Lecture 5- Immune mechanisms: adaptive immunity

Question 1

examples of adaptive receptors which antigens can respond to

Answer 1

antibodies, B cell and T cell receptors

Question 2

lymphocyte division rates

Answer 2

about once every 12 hours (can be maintained for weeks), once per 6h at the absolute most

Question 3

differences between primary and secondary infection wrt adaptive response

Answer 3

primary- much slower for adaptive processes to kick in (week/2)
secondary- quicker, takes 2-4 days for a peak response

Question 4

what is an antibody

Answer 4

soluble form of the B cell receptor

Question 5

how are TCRs formed

Answer 5

rearrangement of genomic segments, e.g. through recombination

Question 6

term for the large amount of receptors generated

Answer 6

anticipatory repertoire

Question 7

how does receptor selection occur

Answer 7

clonal distribution of receptors, testing for inappropriate activation, killing off of these ‘inappropriate’ cells

Question 8

how do T cells develop

Answer 8

thymic selection- need to recognise the MHC, cell death by neglect where this recognition does not occur
filtering for autoreactive cells
testing response to the pathogen- passing activation threshold > can divide

Question 9

how can B cell class switches occur

Answer 9

changes in antibody production at the constant region of Ig- e.g.

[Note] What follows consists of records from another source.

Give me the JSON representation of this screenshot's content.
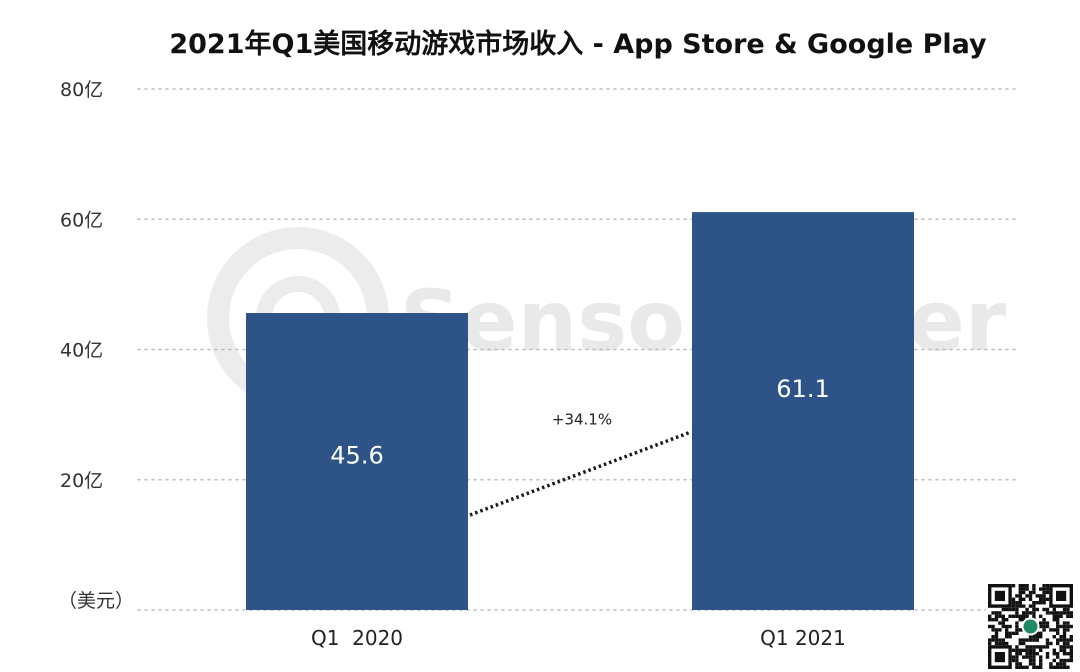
{
  "chart_data": {
    "type": "bar",
    "title": "2021年Q1美国移动游戏市场收入 - App Store & Google Play",
    "categories": [
      "Q1  2020",
      "Q1 2021"
    ],
    "values": [
      45.6,
      61.1
    ],
    "value_labels": [
      "45.6",
      "61.1"
    ],
    "unit_label": "（美元）",
    "ylim": [
      0,
      80
    ],
    "yticks": [
      {
        "value": 20,
        "label": "20亿"
      },
      {
        "value": 40,
        "label": "40亿"
      },
      {
        "value": 60,
        "label": "60亿"
      },
      {
        "value": 80,
        "label": "80亿"
      }
    ],
    "growth_label": "+34.1%",
    "grid": true,
    "bar_color": "#2d5387"
  },
  "watermark": {
    "text": "SensorTower"
  }
}
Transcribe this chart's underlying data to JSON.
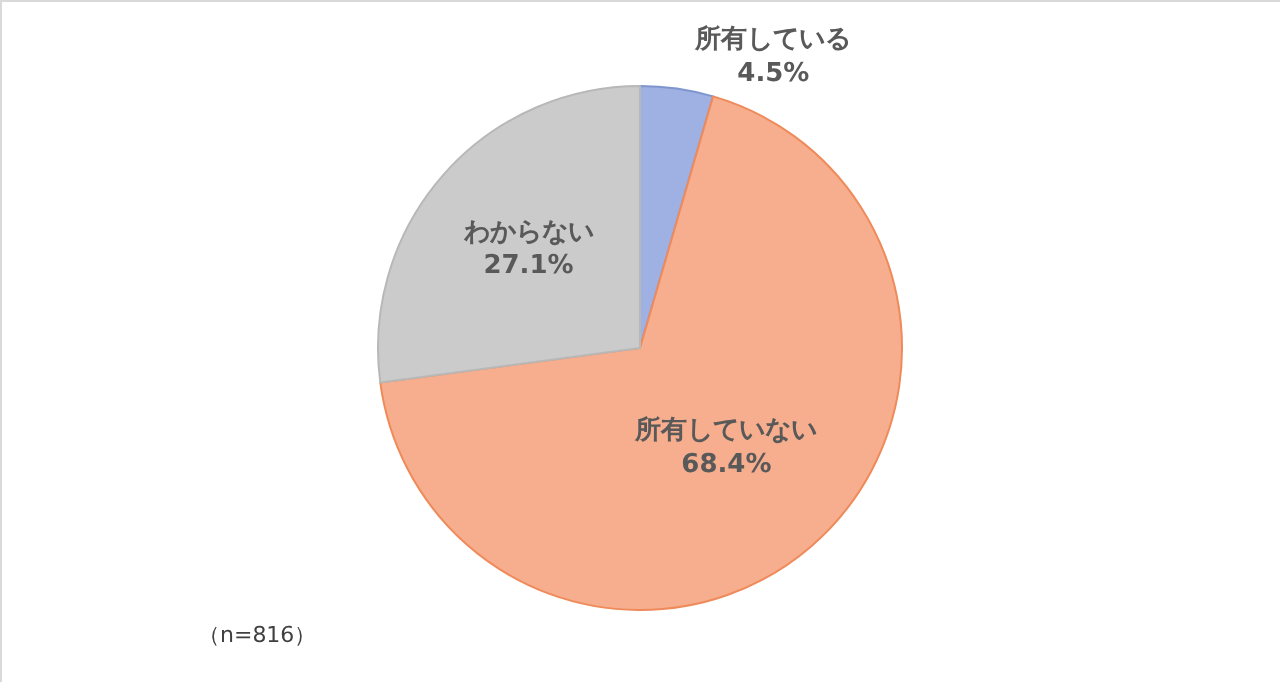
{
  "chart_data": {
    "type": "pie",
    "categories": [
      "所有している",
      "所有していない",
      "わからない"
    ],
    "values": [
      4.5,
      68.4,
      27.1
    ],
    "value_labels": [
      "4.5%",
      "68.4%",
      "27.1%"
    ],
    "colors": [
      "#9fb1e2",
      "#f6ae8e",
      "#cbcbcb"
    ],
    "legend": false,
    "annotations": [
      "（n=816）"
    ]
  }
}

IgE into IgA

Question 10

difference in what MHCs lead to what T cell being produced

Answer 10

CD4+- MHC II
CD8+- MHC I

Question 11

gammadelta T cells

Answer 11

can do either the cytotoxic or helper functions

Question 12

subdivisions of CD8+ cells

Answer 12

Tc1 and 2, depending on cytokine production

Question 13

subdivision of CD4+ cells

Answer 13

based on cytokine production mostly- e.g. Th17 producing IL-17

Question 14

Treg cell cytokine production

Answer 14

IL-10, inhibits some cytokines so prevents Th activation (12/23)

Question 15

names of different activation pathways

Answer 15

endogenous- MHC I and CD8- involves sampling cytoplasm (but dendritic cells can present extracellular antigens through this process, as they need to)
exogenous- MHC II and CD4- involves sampling extracellular compartment, mostly of APCs

Question 16

3 types of professional APC

Answer 16

dendritic cells, macrophages, B cells

Question 17

CD8 cell terminal phenotype

Answer 17

IFNγ producing cytotoxic capable cells, containing enzymes such as granzymes A and B and perforin

Question 18

differences between individual CD8 cells

Answer 18

different ‘levels’ of the terminal phenotype, e.g. may be ‘single’ - ‘total’ producers

Question 19

3 cytotoxic molecules

Answer 19

granzyme A/B (activate cytotoxic pathways)
perforin (hole)
granylysin (activates apoptosis, direct antibiotic effects)

Question 20

CD4 vs 8 memory

Answer 20

CD8 memory seems more stable
-however may not be universal, found higher selective deletion of CD8 memory cells in a mouse infection (Varga 2001)

Question 21

2 types of CD8 memory pool

Answer 21

effector memory (fast effectors, depleted quicker)
central memory (stick around, but need to proliferate before they can do much)

Question 22

Th1 cells

Answer 22

IL-2 and TFNbeta
activate macrophages

Question 23

Treg cells

Answer 23

IL-20 and TGFbeta
down-regulate other T cell responses

Question 24

how can Th subsets be differentiated

Answer 24

naive cells stimulated with signalling molecules such as IL-12

Question 25

important fact about Th cell differentiation

Answer 25

can be plasticity- reprogramming etc is common

Question 26

another type of TCRαβ cell

Answer 26

invariant natural killer T cells act as an early source of cytokines like NK cells, but different pathway of activation and no evidence of memory

Question 27

TCRγδ cells- function

Answer 27

recognise different things compared to ab cells earliest T cells in the thymus- important in early life?